An Emerging Pattern in Non-Fiction Cinema
We have already had the streaming service true-crime documentary American Murder: Gabby Petito, about the slaying of an Instagram influencer by her boyfriend, whose main point of interest was officer recordings and in which, as in this film, the police seemed extraordinarily lax with the perpetrator. There is also the acclaimed short film Incident by Bill Morrison, composed entirely of officer footage. Now comes Geeta Gandbhir’s documentary about the grim case of a Florida mother in a city in Florida, a African American woman whose four young kids allegedly harassed and tormented her white neighbour, a local resident. In 2023, after an escalating series of neighbour-dispute incidents in which the police were summoned multiple times, the accused fatally shot Owens through her closed front door, when Owens went to the neighbor's residence to confront her about throwing objects at her children.
The Police Inquiry and Legal Context
The arresting officers found evidence that the suspect had done online research into the state's self-defense statutes, which allow residents and others to shoot if there is a reasonable belief of danger.
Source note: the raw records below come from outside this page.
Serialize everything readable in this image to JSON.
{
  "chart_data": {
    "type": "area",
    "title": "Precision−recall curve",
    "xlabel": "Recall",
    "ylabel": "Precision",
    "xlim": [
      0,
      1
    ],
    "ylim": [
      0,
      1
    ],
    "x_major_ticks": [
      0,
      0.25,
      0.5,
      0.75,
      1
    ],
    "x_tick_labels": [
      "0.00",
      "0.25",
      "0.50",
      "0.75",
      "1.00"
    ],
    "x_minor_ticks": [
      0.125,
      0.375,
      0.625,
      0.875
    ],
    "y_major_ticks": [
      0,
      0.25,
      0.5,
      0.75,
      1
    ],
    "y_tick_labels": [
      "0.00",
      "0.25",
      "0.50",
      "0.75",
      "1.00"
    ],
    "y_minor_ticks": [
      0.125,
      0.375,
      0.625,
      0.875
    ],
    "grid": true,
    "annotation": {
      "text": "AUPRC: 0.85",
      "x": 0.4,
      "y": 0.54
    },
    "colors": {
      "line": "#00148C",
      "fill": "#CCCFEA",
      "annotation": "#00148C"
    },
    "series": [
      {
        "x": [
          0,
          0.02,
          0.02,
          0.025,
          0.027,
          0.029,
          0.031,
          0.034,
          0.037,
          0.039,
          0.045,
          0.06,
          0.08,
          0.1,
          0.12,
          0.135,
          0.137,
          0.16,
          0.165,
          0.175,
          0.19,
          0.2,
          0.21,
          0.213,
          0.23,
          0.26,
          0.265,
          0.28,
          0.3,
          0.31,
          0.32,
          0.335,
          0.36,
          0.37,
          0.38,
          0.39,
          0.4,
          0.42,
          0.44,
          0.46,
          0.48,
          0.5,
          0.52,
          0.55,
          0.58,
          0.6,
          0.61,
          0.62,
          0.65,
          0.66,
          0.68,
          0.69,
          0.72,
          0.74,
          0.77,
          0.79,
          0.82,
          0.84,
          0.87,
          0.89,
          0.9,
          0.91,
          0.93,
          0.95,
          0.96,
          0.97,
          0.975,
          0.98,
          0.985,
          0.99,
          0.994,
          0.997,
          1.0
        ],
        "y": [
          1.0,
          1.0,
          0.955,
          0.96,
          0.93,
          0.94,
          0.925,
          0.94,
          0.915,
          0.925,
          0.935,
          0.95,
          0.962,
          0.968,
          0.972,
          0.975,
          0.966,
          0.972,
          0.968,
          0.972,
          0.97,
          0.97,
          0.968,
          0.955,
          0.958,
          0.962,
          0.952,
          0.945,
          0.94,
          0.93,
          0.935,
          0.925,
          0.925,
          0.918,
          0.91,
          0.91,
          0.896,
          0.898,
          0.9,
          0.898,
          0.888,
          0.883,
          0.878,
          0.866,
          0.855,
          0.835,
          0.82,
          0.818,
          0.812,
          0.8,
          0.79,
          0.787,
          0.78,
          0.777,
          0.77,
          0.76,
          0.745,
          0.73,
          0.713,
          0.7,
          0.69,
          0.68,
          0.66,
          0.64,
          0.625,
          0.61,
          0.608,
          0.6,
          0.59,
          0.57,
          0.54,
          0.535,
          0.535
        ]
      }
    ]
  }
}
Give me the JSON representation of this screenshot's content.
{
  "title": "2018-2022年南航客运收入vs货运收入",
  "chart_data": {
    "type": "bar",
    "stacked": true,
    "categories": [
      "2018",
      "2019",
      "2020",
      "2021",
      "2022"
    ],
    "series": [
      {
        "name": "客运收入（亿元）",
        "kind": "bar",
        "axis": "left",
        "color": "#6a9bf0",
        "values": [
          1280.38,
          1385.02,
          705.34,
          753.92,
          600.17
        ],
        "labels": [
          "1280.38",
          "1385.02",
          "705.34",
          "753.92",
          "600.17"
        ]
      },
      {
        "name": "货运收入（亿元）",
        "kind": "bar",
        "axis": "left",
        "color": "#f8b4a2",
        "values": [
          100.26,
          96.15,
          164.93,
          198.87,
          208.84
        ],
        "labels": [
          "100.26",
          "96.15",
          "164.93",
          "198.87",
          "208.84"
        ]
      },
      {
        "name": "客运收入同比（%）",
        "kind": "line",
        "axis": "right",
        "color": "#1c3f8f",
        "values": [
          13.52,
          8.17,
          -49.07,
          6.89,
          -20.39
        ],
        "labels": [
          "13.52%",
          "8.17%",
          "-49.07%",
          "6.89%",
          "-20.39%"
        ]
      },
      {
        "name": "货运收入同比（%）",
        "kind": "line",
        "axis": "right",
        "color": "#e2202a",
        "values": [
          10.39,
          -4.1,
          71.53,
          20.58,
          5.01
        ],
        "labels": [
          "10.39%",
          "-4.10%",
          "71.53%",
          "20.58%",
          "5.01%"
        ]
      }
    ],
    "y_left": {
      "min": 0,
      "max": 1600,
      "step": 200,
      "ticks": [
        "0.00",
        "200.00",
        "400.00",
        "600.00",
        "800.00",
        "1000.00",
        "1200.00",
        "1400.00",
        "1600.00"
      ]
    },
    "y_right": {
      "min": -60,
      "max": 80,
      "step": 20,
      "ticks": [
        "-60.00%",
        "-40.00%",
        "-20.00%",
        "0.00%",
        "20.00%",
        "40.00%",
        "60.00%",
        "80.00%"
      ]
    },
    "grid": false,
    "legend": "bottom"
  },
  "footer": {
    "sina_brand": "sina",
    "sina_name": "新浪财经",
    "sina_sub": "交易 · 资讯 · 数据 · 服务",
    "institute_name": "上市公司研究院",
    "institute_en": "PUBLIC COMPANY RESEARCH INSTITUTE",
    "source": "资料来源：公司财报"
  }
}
The documentary constructs its narrative with the officer recordings captured during the repeated police visits to the scene before the killing, and then at the disturbing and disordered incident site itself – prefaced by 911 audio material of the caller calling the police in a dramatically trembling voice. There is also police cell footage of Lorincz which has a chilly, queasy fascination.
Portrayal of the Accused
The film does not really imply anything too complicated about the neighbor, or any extenuating circumstance. She is obviously disturbed, although the children are heard calling her a derogatory term, an ugly jibe. The production is presented as an example of how “stand your ground” laws generate senseless and tragic bloodshed. But the reality of gun ownership and the second amendment (that longstanding U.S. legal right that a deceased pundit notoriously said made firearm fatalities a necessary cost) is not much highlighted.
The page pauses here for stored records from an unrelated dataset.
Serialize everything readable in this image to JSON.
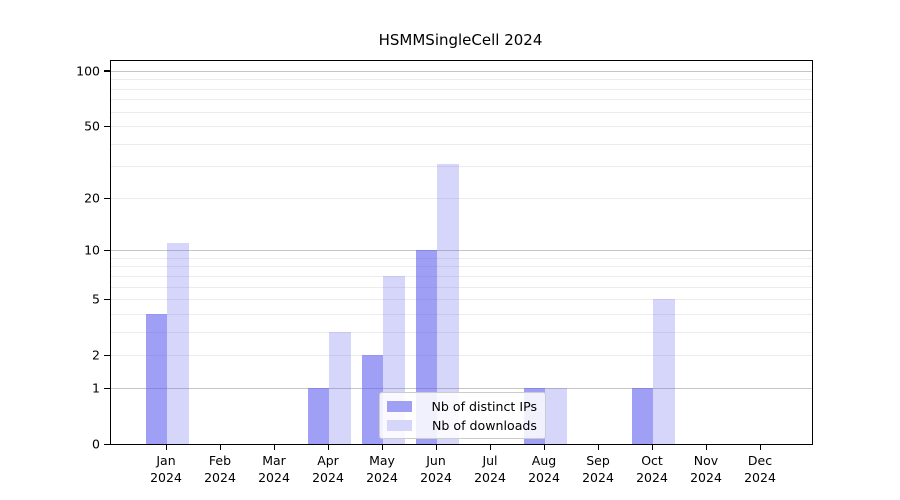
{
  "chart_data": {
    "type": "bar",
    "title": "HSMMSingleCell 2024",
    "categories": [
      "Jan",
      "Feb",
      "Mar",
      "Apr",
      "May",
      "Jun",
      "Jul",
      "Aug",
      "Sep",
      "Oct",
      "Nov",
      "Dec"
    ],
    "category_year": "2024",
    "series": [
      {
        "name": "Nb of distinct IPs",
        "color": "rgba(90,90,238,0.58)",
        "swatch": "#9f9ff3",
        "values": [
          4,
          0,
          0,
          1,
          2,
          10,
          0,
          1,
          0,
          1,
          0,
          0
        ]
      },
      {
        "name": "Nb of downloads",
        "color": "rgba(90,90,238,0.25)",
        "swatch": "#d6d6fb",
        "values": [
          11,
          0,
          0,
          3,
          7,
          31,
          0,
          1,
          0,
          5,
          0,
          0
        ]
      }
    ],
    "xlabel": "",
    "ylabel": "",
    "yscale": "log1p",
    "ylim": [
      0,
      113
    ],
    "ytick_values": [
      0,
      1,
      2,
      5,
      10,
      20,
      50,
      100
    ],
    "major_grid_values": [
      1,
      10,
      100
    ],
    "minor_grid_values": [
      2,
      3,
      4,
      5,
      6,
      7,
      8,
      9,
      20,
      30,
      40,
      50,
      60,
      70,
      80,
      90
    ],
    "grid": "on",
    "legend_position": "lower center",
    "colors": {
      "axis": "#000000",
      "major_grid": "#c6c6c6",
      "minor_grid": "#ececec",
      "legend_border": "#cccccc"
    }
  }
}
Police Interrogation and Firearm Norms
It is possible to watch the officer questioning segments here and feel astonished at how minimal concern the officers took in this aspect. At what time did she purchase the firearm? Where (if anywhere) did she train in its use? Was this the first time she discharged the weapon? Where did she store it in the house? Was it just on the couch, loaded and ready? The authorities aren’t shown asking any of these surely relevant questions (though they may have done in recordings that didn’t make the edit). Or is gun ownership so normal it would be like asking about microwaves or toasters?
Arrest and Aftermath
For what seemed to her neighbors a very long time, the suspect was not even taken into custody and indicted, only held and even provided accommodation away from home for the night (another point of comparison, incidentally, with the a prior incident). And when she was finally formally arrested in the detention area, there is an remarkable scene in which the individual simply declines to rise, refuses to put her wrists out for the handcuffs, not hostilely, but with the politely self-pitying air of someone whose mental health means that she just can’t do it. Did the gentle handling up until that point led her to think that this might actually work?
Final Outcome and Judgment
It was not successful; and the jury’s verdict is revealed in the closing credits. A very sombre portrayal of American crime and punishment.